Dua orang dimaksud adalah mantan Dirjen Pengelolaan Informasi Administrasi Kependudukan Ditjen Dukcapil Kementerian Dalam Negeri Sugiharto, dan mantan Dirjen Kependudukan dan Pencatatan Sipil Kementerian Dalam Negeri Irman.

Dalam proses persidangan tahap pertama, Irman dan Sugiharto masing-masing divonis 7 dan 5 tahun penjara pada 20 Juli 2017.

Majelis hakim menyatakan sedang mempertimbangkan status kolaborator keadilan, agar hukuman yang dijatuhkan sama dengan tuntutan jaksa Komisi Pemberantasan Korupsi (KPK). Namun, di tingkat kasasi, Mahkamah Agung (MA) menaikkan hukuman masing-masing menjadi 15 tahun penjara.

Memang melalui pernyataan Irman dan Sugiharto sebagai kolaborator keadilan terungkap aktor lain yang lebih berperan termasuk mantan Ketua DPR Setya Novanto. Namun, hakim Mahkamah Agung menganggap perbuatan terdakwa itu masif.

Selain itu, tindakan yang dilakukan terkait kedaulatan pengelolaan data warga negara telah menimbulkan dampak yang dirasakan oleh masyarakat.

2. Kasus Korupsi Red Notice (Tommy Sumardi)

Tommy Sumardi adalah tersangka kasus dugaan korupsi pengurusan penghapusan daftar buronan terpidana korupsi Bank Bali Djoko Tjandra. Perannya dalam kasus ini adalah sebagai perantara korupsi dari Djoko Tjandra kepada dua jenderal polisi.

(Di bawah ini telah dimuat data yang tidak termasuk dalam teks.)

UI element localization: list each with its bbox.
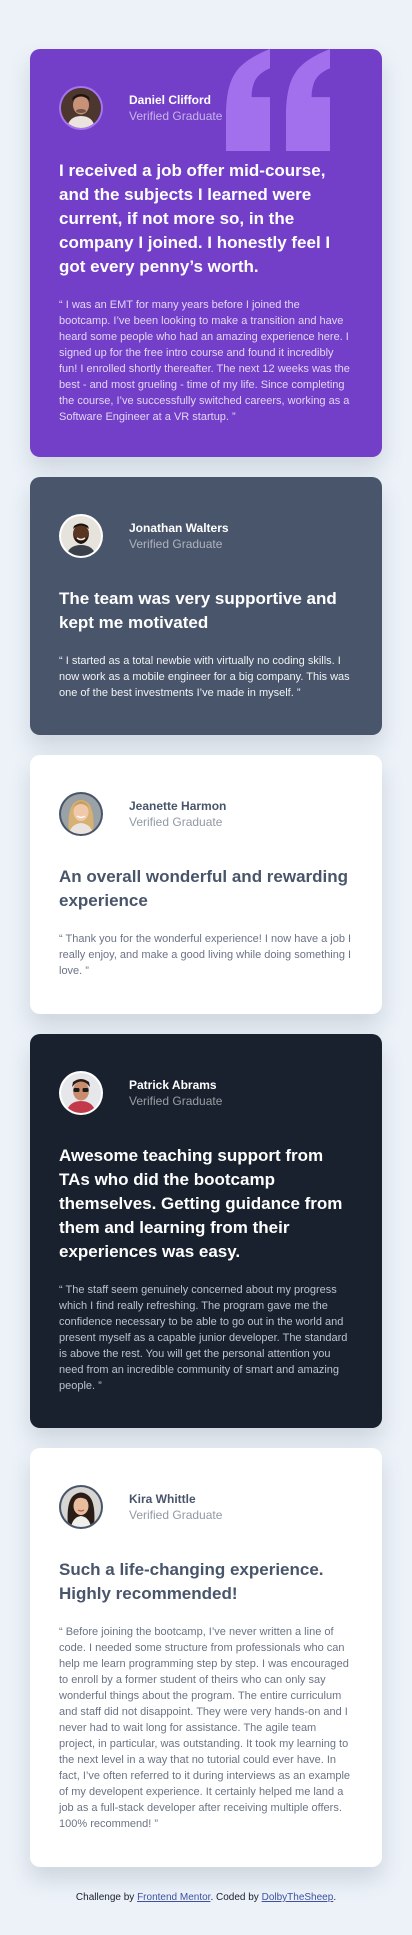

Pada 15 Desember 2020, permohonan Tommy sebagai kolaborator keadilan diterima dan dibacakan oleh jaksa di persidangan. Jaksa mengungkap beberapa hal yang meringankan, yakni Tommy mengakui perbuatannya dan bukan sebagai pelaku utama.

Sebagai kolaborator keadilan, ia juga dinilai telah memberikan informasi atau bukti yang signifikan dalam mengungkap tindak pidana dan pelaku lainnya. Oleh karena itu, jaksa menuntut agar Tommy dihukum 1 tahun 6 bulan penjara.

Namun, dalam vonis tertanggal 29 Desember 2020, majelis hakim Pengadilan Tipikor memvonisnya 2 tahun penjara dan denda Rp 100 juta subsider 6 bulan kurungan.

Menurut majelis hakim, yang memberatkan Tommy adalah sikapnya yang tidak mendukung pemerintah dalam rangka pemberantasan korupsi, kolusi, dan nepotisme (KKN).

Tommy menyatakan tidak akan mengajukan banding atas putusan tersebut. Alasannya, tidak mau mengikuti proses hukum yang berlarut-larut.